How social media has helped and hurt me professionally
Updated: Dec 6, 2020
I’m sure you’re all familiar with the positives and negatives brought to us by social media. Social media comes free in exchange for all of your personal information and access to your private thoughts. But anyway, let’s talk about social media and being an artist, marketing, inspiration, and competition.
I recently added Twitter to my relatively small social media portfolio of Facebook and Instagram. I expected the Twitterverse to be largely negative interactions that would make me leave soon after signing up. I was wrong. There is a nasty side as there is in everything, especially the Internet, BUT I have been surprised to have been welcomed into lovely art and writing communities. My Twitter feed is full of #writerslift's, #artshare's, tweets asking for advice to break writer’s block, and artists sharing their works in progress. I received my first social media based commission on Twitter. Let me explain why this surprises me, I thought that I would receive much more attention through Instagram and Facebook verses Twitter.
Instagram is a photo based social media. One little square and a comment with up to 30 hashtags, you would think that an eye-catching image and diverse but specific hashtags would put your post in front of hundreds of people idly scrolling through Instagram, they see it, double tap, and you’ve got a like. Alas, this is not the case. The 2020 Instagram algorithm doesn’t really support the little guy in my opinion. The algorithm is literally constantly changing and what you see in your feed is based on how you have engaged with posts in the past. Meaning, Instagram puts in front of you what it thinks you will like. Sounds great, but what if your posts aren’t receiving many likes? They are pushed farther under that mounting stack of flash and color put out be bigger Instagramers and influencers.
Facebook, controversial Facebook, who owns Instagram by the way. On Facebook you can post pictures, videos, and captions. Everything you need to showcase your work. As a small artists I have made most of my sales to people who live in my hometown. On Facebook I am also friends with a lot of people from my hometown, but this doesn’t mean positive sales conversion. The people I’m friends with on Facebook, typically are not the ones purchasing my art. Facebook marketing is a possibility but without a large customer base already, wouldn’t be profitable.
Twitter limits a tweet to 280 characters. That means you have 280 spots for letters, spaces, and hashtags. The community is what sets Twitter apart. Strangers engage with each other based on hashtags which helps people like me find a group to share work and get feed back.

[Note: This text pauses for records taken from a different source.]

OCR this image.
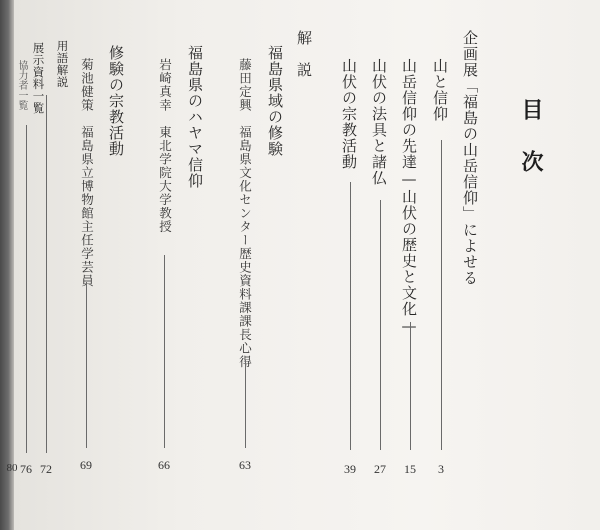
目次
企画展「福島の山岳信仰」によせる
山と信仰
3
山岳信仰の先達—山伏の歴史と文化—
15
山伏の法具と諸仏
27
山伏の宗教活動
39
解　説
福島県域の修験
藤田定興　福島県文化センター歴史資料課課長心得
63
福島県のハヤマ信仰
岩崎真幸　東北学院大学教授
66
修験の宗教活動
菊池健策　福島県立博物館主任学芸員
69
用語解説
72
展示資料一覧
76
協力者一覧
80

However there are a few common difficulties that I’ve had with all three: Twitter, Instagram, and Facebook. It’s not so easy to be seen as someone who doesn’t receive a lot of likes and who doesn’t have many followers. I do get the most interaction on Twitter and have grown my following fairly quickly. Next, social media is so distracting! I think we have all probably fallen into the black hole of scrolling through posts endlessly without realizing how much time has passed. This takes away from time I could be creating, working, or doing anything else. It can leave me with a twilight zone feeling when I return to the real world, like waking up from a strange dream.
Which leads me to my next point, the negativity that comes out of me caused by social media. The worst of which is envy of what someone else has accomplished. In an instant I can feel a fiery envy, which is often quickly replaced by happiness for someone who has accomplished something they worked for. Emotions can flip in an instant to a mind floating in the online social ether.
Inspiration also comes from seeing others accomplishments, their creations, and positivity they are putting into the world. A community pride for someone who has finally finished a big project, published a book, or won an award. A fellow artist on Twitter created two amazing portraits of famous actors and asked the Twitter community to help boost him up so that his work could be more widely seen. I was so excited when he later tweeted that one of the actors retweeted his portrait. My last takeaway from social media is that it has been a place for me to affirm to myself and to the world that I am an artist. It has forced me to take pride in my work and show others what I do.
Social media is valuable to me for sharing my work and being a part of a community I would not have had access to otherwise. But it should be taken in small doses.
 #writerslift is a hashtag in a Tweet to indicate to writers that this thread is a place to comment with their work and follow fellow writers who have also commented. This helps writers find and follow each other and bring the community together.  #artshare much like #writerslift is a hashtag in a Tweet to indicate to artists that this is a thread to share your art. It tells artists to comment with their work, follow others, and grow the artist community. These threads will often begin with the original poster sharing their art.